Minnesota news outlets say it's unconstitutional for a Hennepin County judge to stop reporters and the public from watching video evidence that will show the moments after former Minneapolis police officer Mohamed Noor shot and killed Justine Ruszczyk Damond in 2017.

In a motion filed Tuesday, the coalition of local print and broadcast news organizations say the First Amendment and common law rights of access to criminal trials prohibit Judge Kathryn Quaintance's plan to shield video and photo evidence, including footage captured by police body cameras after the shooting, from public view in the courtroom.

"As this Court is aware, this is a murder trial involving allegations that a Minneapolis police officer shot and killed an unarmed woman while on duty," attorney Leita Walker wrote on behalf of the media collective. "It goes without saying that there is significant public interest in this case, both in Minnesota and around the world. That high degree of interest counsels in favor of greater access to the trial, not less."

The court declined to comment on the motion Tuesday.

Quaintance announced the decision at a pretrial hearing Friday, citing privacy concerns over the public seeing video that shows Damond in "extremely compromising situations."

In the court filing, Walker argues this move will prevent journalists and members of the public from seeing how the jury reacts to the evidence. But it won't accomplish Quaintance's mission to protect the victim's privacy, because the evidence will become available to the public, under Minnesota's public records law, after it is presented to the jury, Walker wrote.

Walker cited a similar dispute in the trial of Colorado movie theater shooter James Holmes, in which prosecutors tried to block the public from viewing crime scene and autopsy photos in the courtroom.
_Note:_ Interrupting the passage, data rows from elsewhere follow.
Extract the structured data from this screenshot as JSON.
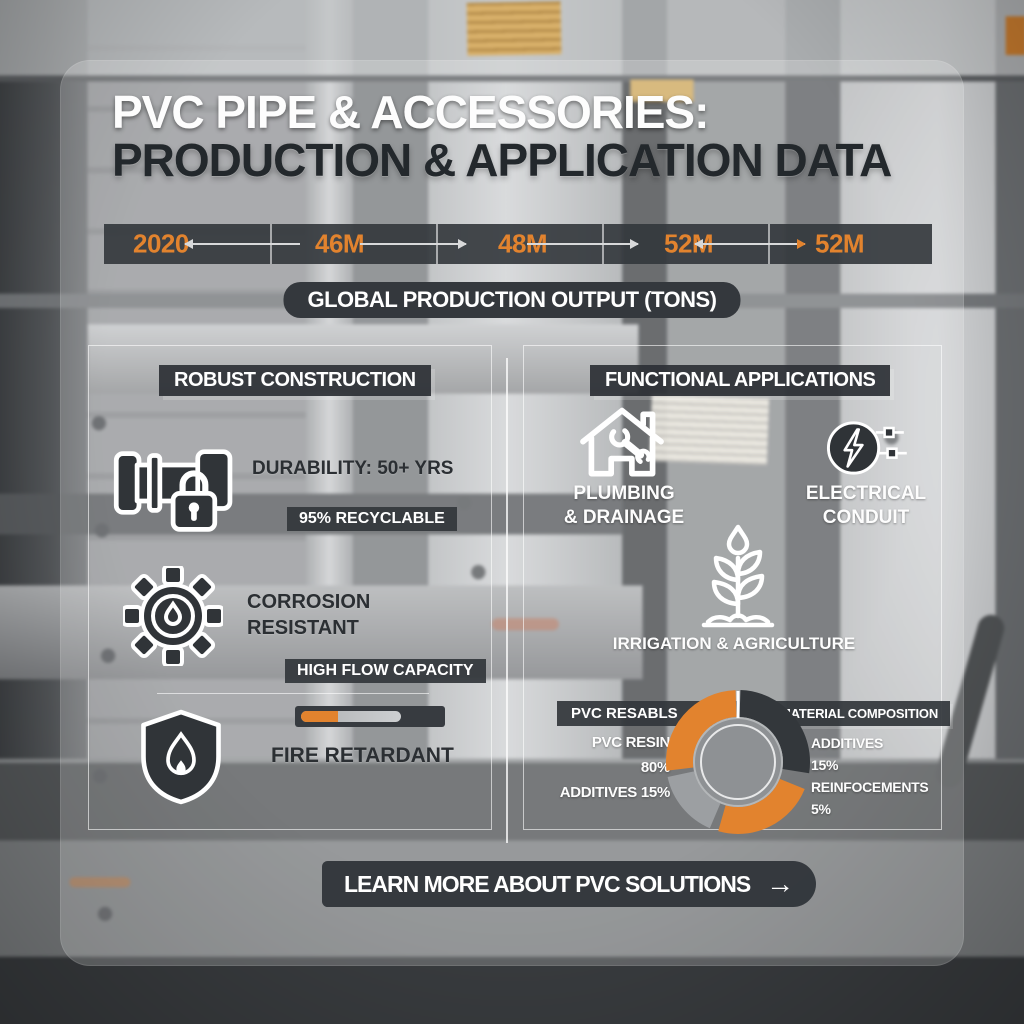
{
  "title": {
    "line1": "PVC PIPE & ACCESSORIES:",
    "line2": "PRODUCTION & APPLICATION DATA"
  },
  "timeline": {
    "values": [
      "2020",
      "46M",
      "48M",
      "52M",
      "52M"
    ],
    "caption": "GLOBAL PRODUCTION OUTPUT (TONS)"
  },
  "robust_panel": {
    "heading": "ROBUST CONSTRUCTION",
    "durability_label": "DURABILITY: 50+ YRS",
    "recyclable_badge": "95% RECYCLABLE",
    "corrosion_line1": "CORROSION",
    "corrosion_line2": "RESISTANT",
    "flow_badge": "HIGH FLOW CAPACITY",
    "fire_label": "FIRE RETARDANT",
    "fire_progress_percent": 37
  },
  "applications_panel": {
    "heading": "FUNCTIONAL APPLICATIONS",
    "plumbing_line1": "PLUMBING",
    "plumbing_line2": "& DRAINAGE",
    "electrical_line1": "ELECTRICAL",
    "electrical_line2": "CONDUIT",
    "irrigation_label": "IRRIGATION & AGRICULTURE",
    "composition": {
      "left_badge": "PVC RESABLS",
      "right_badge": "MATERIAL COMPOSITION",
      "left_lines": [
        "PVC RESIN",
        "80%",
        "ADDITIVES 15%"
      ],
      "right_lines": [
        "ADDITIVES",
        "15%",
        "REINFOCEMENTS",
        "5%"
      ]
    }
  },
  "cta": {
    "label": "LEARN MORE ABOUT PVC SOLUTIONS",
    "arrow": "→"
  },
  "colors": {
    "accent_orange": "#E2832E",
    "badge_dark": "#34383D",
    "donut_orange": "#E2832E",
    "donut_gray": "#9C9FA2",
    "donut_dark": "#33373B",
    "panel_border": "rgba(255,255,255,0.6)"
  },
  "chart_data": [
    {
      "type": "pie",
      "title": "MATERIAL COMPOSITION",
      "labels": [
        "PVC RESIN",
        "ADDITIVES",
        "REINFOCEMENTS"
      ],
      "values": [
        80,
        15,
        5
      ],
      "colors": [
        "#E2832E",
        "#9C9FA2",
        "#33373B"
      ],
      "style": "donut",
      "legend_position": "both-sides"
    },
    {
      "type": "table",
      "title": "GLOBAL PRODUCTION OUTPUT (TONS)",
      "categories": [
        "2020",
        "",
        "",
        "",
        ""
      ],
      "values": [
        "2020",
        "46M",
        "48M",
        "52M",
        "52M"
      ]
    },
    {
      "type": "bar",
      "title": "FIRE RETARDANT progress bar",
      "categories": [
        "progress"
      ],
      "values": [
        37
      ],
      "ylim": [
        0,
        100
      ]
    }
  ]
}
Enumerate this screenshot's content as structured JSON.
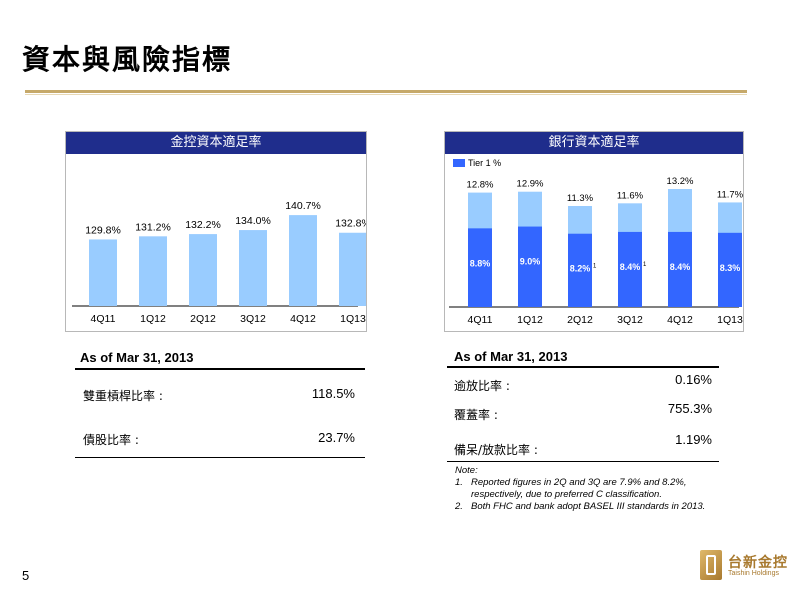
{
  "title": "資本與風險指標",
  "page_number": "5",
  "logo": {
    "cn": "台新金控",
    "en": "Taishin Holdings"
  },
  "colors": {
    "header_bg": "#1f2d8c",
    "bar_light": "#99ccff",
    "bar_dark": "#3366ff",
    "rule": "#c6a96a"
  },
  "chart_data": [
    {
      "type": "bar",
      "title": "金控資本適足率",
      "categories": [
        "4Q11",
        "1Q12",
        "2Q12",
        "3Q12",
        "4Q12",
        "1Q13"
      ],
      "values": [
        129.8,
        131.2,
        132.2,
        134.0,
        140.7,
        132.8
      ],
      "value_labels": [
        "129.8%",
        "131.2%",
        "132.2%",
        "134.0%",
        "140.7%",
        "132.8%"
      ],
      "footnote_marker": "2",
      "bar_color": "#99ccff"
    },
    {
      "type": "bar",
      "title": "銀行資本適足率",
      "categories": [
        "4Q11",
        "1Q12",
        "2Q12",
        "3Q12",
        "4Q12",
        "1Q13"
      ],
      "series": [
        {
          "name": "",
          "values": [
            12.8,
            12.9,
            11.3,
            11.6,
            13.2,
            11.7
          ],
          "labels": [
            "12.8%",
            "12.9%",
            "11.3%",
            "11.6%",
            "13.2%",
            "11.7%"
          ],
          "color": "#99ccff"
        },
        {
          "name": "Tier 1 %",
          "values": [
            8.8,
            9.0,
            8.2,
            8.4,
            8.4,
            8.3
          ],
          "labels": [
            "8.8%",
            "9.0%",
            "8.2%",
            "8.4%",
            "8.4%",
            "8.3%"
          ],
          "color": "#3366ff"
        }
      ],
      "footnote_marker": "2",
      "footnote_markers_bars": [
        "",
        "",
        "1",
        "1",
        "",
        ""
      ]
    }
  ],
  "left_table": {
    "heading": "As of Mar 31, 2013",
    "rows": [
      {
        "label": "雙重槓桿比率 :",
        "value": "118.5%"
      },
      {
        "label": "債股比率 :",
        "value": "23.7%"
      }
    ]
  },
  "right_table": {
    "heading": "As of Mar 31, 2013",
    "rows": [
      {
        "label": "逾放比率 :",
        "value": "0.16%"
      },
      {
        "label": "覆蓋率 :",
        "value": "755.3%"
      },
      {
        "label": "備呆/放款比率 :",
        "value": "1.19%"
      }
    ]
  },
  "notes": {
    "title": "Note:",
    "items": [
      {
        "n": "1.",
        "text": "Reported figures in 2Q and 3Q are 7.9% and 8.2%, respectively, due to preferred C classification."
      },
      {
        "n": "2.",
        "text": "Both FHC and bank adopt BASEL III standards in 2013."
      }
    ]
  }
}
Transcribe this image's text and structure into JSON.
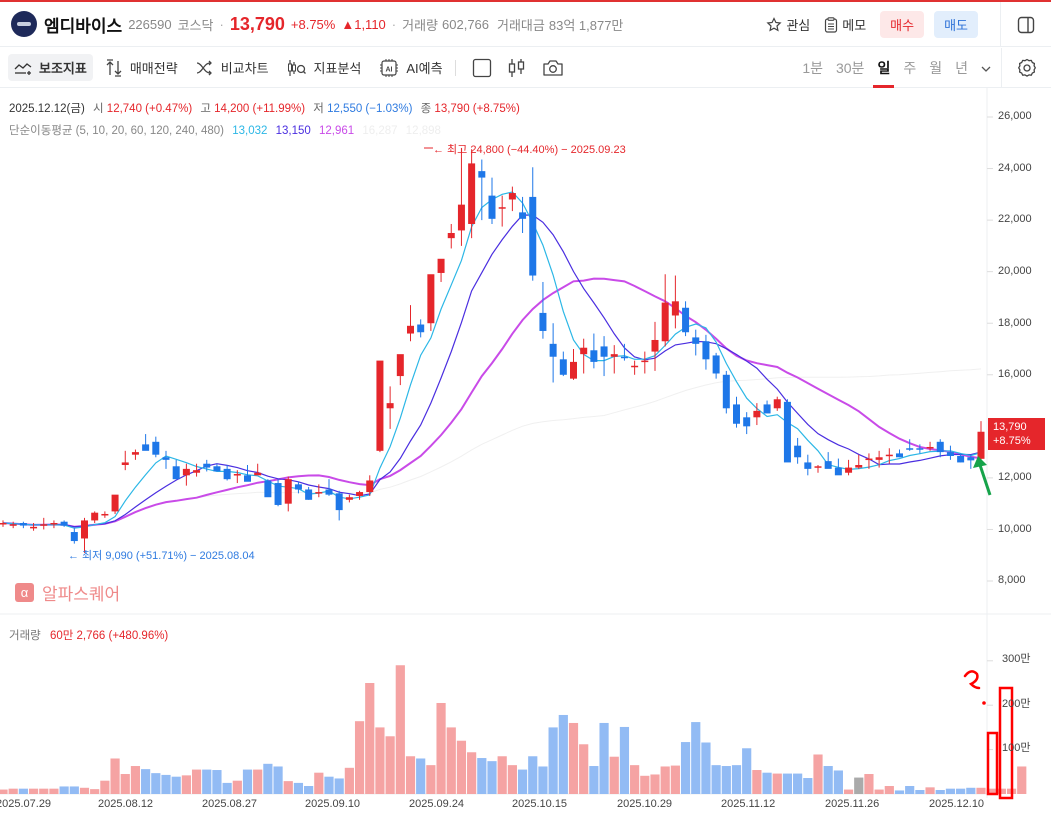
{
  "header": {
    "stock_name": "엠디바이스",
    "code": "226590",
    "market": "코스닥",
    "price": "13,790",
    "change_pct": "+8.75%",
    "change_abs": "▲1,110",
    "volume_label": "거래량",
    "volume": "602,766",
    "trade_value_label": "거래대금",
    "trade_value": "83억 1,877만",
    "watch_label": "관심",
    "memo_label": "메모",
    "buy_label": "매수",
    "sell_label": "매도"
  },
  "toolbar": {
    "indicators": "보조지표",
    "strategy": "매매전략",
    "compare": "비교차트",
    "analysis": "지표분석",
    "ai": "AI예측",
    "periods": [
      "1분",
      "30분",
      "일",
      "주",
      "월",
      "년"
    ],
    "active_period": "일"
  },
  "legend": {
    "date": "2025.12.12(금)",
    "open_label": "시",
    "open": "12,740 (+0.47%)",
    "high_label": "고",
    "high": "14,200 (+11.99%)",
    "low_label": "저",
    "low": "12,550 (−1.03%)",
    "close_label": "종",
    "close": "13,790 (+8.75%)",
    "ma_label": "단순이동평균 (5, 10, 20, 60, 120, 240, 480)",
    "ma5": "13,032",
    "ma10": "13,150",
    "ma20": "12,961",
    "ma60": "16,287",
    "ma120": "12,898"
  },
  "annotations": {
    "high": "← 최고 24,800 (−44.40%) − 2025.09.23",
    "low": "← 최저 9,090 (+51.71%) − 2025.08.04"
  },
  "watermark": {
    "icon": "α",
    "text": "알파스퀘어"
  },
  "volume_legend": {
    "label": "거래량",
    "value": "60만 2,766 (+480.96%)"
  },
  "price_tag": {
    "price": "13,790",
    "pct": "+8.75%"
  },
  "colors": {
    "up": "#e5262b",
    "down": "#1e77e8",
    "vol_up": "#f5a3a3",
    "vol_down": "#92bbf4",
    "ma5": "#2cb7e6",
    "ma10": "#4a2ee0",
    "ma20": "#c94be8",
    "accent": "#e03131"
  },
  "chart_data": {
    "type": "candlestick",
    "title": "엠디바이스 일봉",
    "y_axis": {
      "ticks": [
        "26,000",
        "24,000",
        "22,000",
        "20,000",
        "18,000",
        "16,000",
        "12,000",
        "10,000",
        "8,000"
      ],
      "range": [
        7500,
        26800
      ]
    },
    "volume_axis": {
      "ticks": [
        "300만",
        "200만",
        "100만"
      ]
    },
    "x_ticks": [
      "2025.07.29",
      "2025.08.12",
      "2025.08.27",
      "2025.09.10",
      "2025.09.24",
      "2025.10.15",
      "2025.10.29",
      "2025.11.12",
      "2025.11.26",
      "2025.12.10"
    ],
    "candles": [
      [
        10250,
        10350,
        10100,
        10250
      ],
      [
        10150,
        10300,
        10050,
        10200
      ],
      [
        10250,
        10300,
        10050,
        10150
      ],
      [
        10050,
        10250,
        9950,
        10100
      ],
      [
        10150,
        10450,
        10000,
        10200
      ],
      [
        10250,
        10350,
        10050,
        10250
      ],
      [
        10300,
        10350,
        10100,
        10150
      ],
      [
        9900,
        10050,
        9450,
        9550
      ],
      [
        9650,
        10450,
        9090,
        10350
      ],
      [
        10350,
        10700,
        10250,
        10650
      ],
      [
        10600,
        10700,
        10450,
        10600
      ],
      [
        10700,
        11300,
        10600,
        11350
      ],
      [
        12500,
        13050,
        12300,
        12600
      ],
      [
        12900,
        13100,
        12700,
        13000
      ],
      [
        13300,
        13700,
        13100,
        13050
      ],
      [
        13400,
        13600,
        12800,
        12900
      ],
      [
        12800,
        13050,
        12350,
        12700
      ],
      [
        12450,
        12700,
        11950,
        11950
      ],
      [
        12100,
        12550,
        11700,
        12350
      ],
      [
        12200,
        12550,
        12050,
        12300
      ],
      [
        12550,
        12700,
        12250,
        12400
      ],
      [
        12450,
        12550,
        12250,
        12250
      ],
      [
        12350,
        12500,
        11900,
        11950
      ],
      [
        12150,
        12300,
        11800,
        12150
      ],
      [
        12100,
        12500,
        11900,
        11850
      ],
      [
        12100,
        12550,
        12150,
        12200
      ],
      [
        11900,
        11950,
        11350,
        11250
      ],
      [
        11800,
        11950,
        10900,
        10950
      ],
      [
        11000,
        12050,
        10700,
        11950
      ],
      [
        11750,
        11850,
        11400,
        11550
      ],
      [
        11550,
        11650,
        11150,
        11150
      ],
      [
        11450,
        11750,
        11250,
        11450
      ],
      [
        11550,
        11950,
        11300,
        11350
      ],
      [
        11400,
        11500,
        10350,
        10750
      ],
      [
        11150,
        11350,
        11050,
        11250
      ],
      [
        11300,
        11500,
        11150,
        11450
      ],
      [
        11450,
        12100,
        11300,
        11900
      ],
      [
        13050,
        14050,
        13000,
        16550
      ],
      [
        14700,
        15550,
        13900,
        14900
      ],
      [
        15950,
        16400,
        15600,
        16800
      ],
      [
        17600,
        18700,
        17300,
        17900
      ],
      [
        17950,
        18150,
        17450,
        17650
      ],
      [
        18000,
        19800,
        17700,
        19900
      ],
      [
        19950,
        20350,
        19600,
        20500
      ],
      [
        21300,
        21850,
        20900,
        21500
      ],
      [
        21600,
        24800,
        21000,
        22600
      ],
      [
        21850,
        24750,
        21300,
        24200
      ],
      [
        23900,
        24350,
        22000,
        23650
      ],
      [
        22950,
        23650,
        21850,
        22050
      ],
      [
        22450,
        22950,
        21750,
        22500
      ],
      [
        22800,
        23300,
        22350,
        23050
      ],
      [
        22300,
        22900,
        21500,
        22050
      ],
      [
        22900,
        24050,
        19650,
        19850
      ],
      [
        18400,
        19600,
        17400,
        17700
      ],
      [
        17200,
        18000,
        15700,
        16700
      ],
      [
        16600,
        16900,
        15950,
        16000
      ],
      [
        15850,
        17000,
        15800,
        16500
      ],
      [
        16800,
        17400,
        16050,
        17050
      ],
      [
        16950,
        17600,
        16250,
        16500
      ],
      [
        17100,
        17500,
        15950,
        16700
      ],
      [
        16700,
        17150,
        16050,
        16800
      ],
      [
        16700,
        17200,
        16550,
        16650
      ],
      [
        16300,
        16550,
        16000,
        16350
      ],
      [
        16500,
        16900,
        16050,
        16550
      ],
      [
        16900,
        18050,
        16150,
        17350
      ],
      [
        17300,
        19900,
        17100,
        18800
      ],
      [
        18300,
        19850,
        17800,
        18850
      ],
      [
        18600,
        18850,
        17500,
        17650
      ],
      [
        17450,
        17750,
        16750,
        17200
      ],
      [
        17300,
        17550,
        16200,
        16600
      ],
      [
        16750,
        16850,
        15850,
        16050
      ],
      [
        16000,
        16150,
        14500,
        14700
      ],
      [
        14850,
        15150,
        13950,
        14100
      ],
      [
        14350,
        14550,
        13700,
        14000
      ],
      [
        14350,
        14900,
        14050,
        14600
      ],
      [
        14850,
        15000,
        14600,
        14500
      ],
      [
        14700,
        15150,
        14600,
        15050
      ],
      [
        14950,
        15050,
        12750,
        12600
      ],
      [
        13250,
        13550,
        12550,
        12800
      ],
      [
        12600,
        12900,
        12100,
        12350
      ],
      [
        12400,
        12500,
        12200,
        12450
      ],
      [
        12650,
        13000,
        12450,
        12350
      ],
      [
        12400,
        12750,
        12150,
        12100
      ],
      [
        12200,
        12700,
        12100,
        12400
      ],
      [
        12400,
        12900,
        12350,
        12500
      ],
      [
        12700,
        12950,
        12350,
        12750
      ],
      [
        12700,
        13050,
        12400,
        12800
      ],
      [
        12850,
        13150,
        12550,
        12900
      ],
      [
        12950,
        13100,
        12800,
        12800
      ],
      [
        13150,
        13500,
        13050,
        13100
      ],
      [
        13150,
        13300,
        12950,
        13100
      ],
      [
        13150,
        13400,
        13050,
        13200
      ],
      [
        13400,
        13500,
        12800,
        13000
      ],
      [
        13000,
        13250,
        12700,
        12850
      ],
      [
        12850,
        12950,
        12600,
        12600
      ],
      [
        12800,
        12900,
        12350,
        12680
      ],
      [
        12740,
        14200,
        12550,
        13790
      ]
    ],
    "volume_series_units": "만주 (approx, relative)",
    "volume": [
      10,
      12,
      12,
      12,
      12,
      12,
      17,
      17,
      14,
      11,
      30,
      80,
      45,
      63,
      56,
      47,
      43,
      39,
      42,
      55,
      55,
      54,
      25,
      30,
      55,
      55,
      68,
      62,
      29,
      25,
      18,
      48,
      39,
      35,
      59,
      164,
      250,
      150,
      130,
      290,
      85,
      80,
      65,
      205,
      150,
      120,
      94,
      81,
      74,
      85,
      65,
      55,
      85,
      62,
      150,
      178,
      160,
      112,
      63,
      160,
      84,
      151,
      65,
      41,
      44,
      62,
      64,
      117,
      162,
      116,
      65,
      63,
      65,
      103,
      54,
      48,
      46,
      46,
      46,
      36,
      89,
      63,
      53,
      10,
      37,
      45,
      10,
      18,
      8,
      18,
      9,
      15,
      9,
      12,
      12,
      14,
      14,
      12,
      12,
      12,
      62
    ]
  }
}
The judge determined the wishes for privacy did not outweigh Holmes' right to a public trial or the right of the public and the media to attend open proceedings, and that no court in the United States had ever granted such a request in a homicide case.

The motion also raises constitutional issues with the possibility that Quaintance might prohibit a courtroom sketch artist from drawing certain people during the trial.

Walker called this a "patently unconstitutional prior restraint, impermissibly gagging the artist and the artist's media clients from communicating truthful speech about the prosecution, which is unquestionably a matter of public interest."

The group of media organizations challenging Quaintance's courtroom rules includes the Star Tribune, Minnesota Public Radio, CBS Broadcasting, Tegna and Fox/UTV Holdings.

The coalition formed last week, in response to Quaintance placing the much-anticipated trial in a small courtroom, allowing a total of eight local and international reporters inside.

On Monday, Quaintance and Chief Judge Ivy Bernhardson agreed to add seven more seats, allowing two more for local reporters and five more for national or international outlets.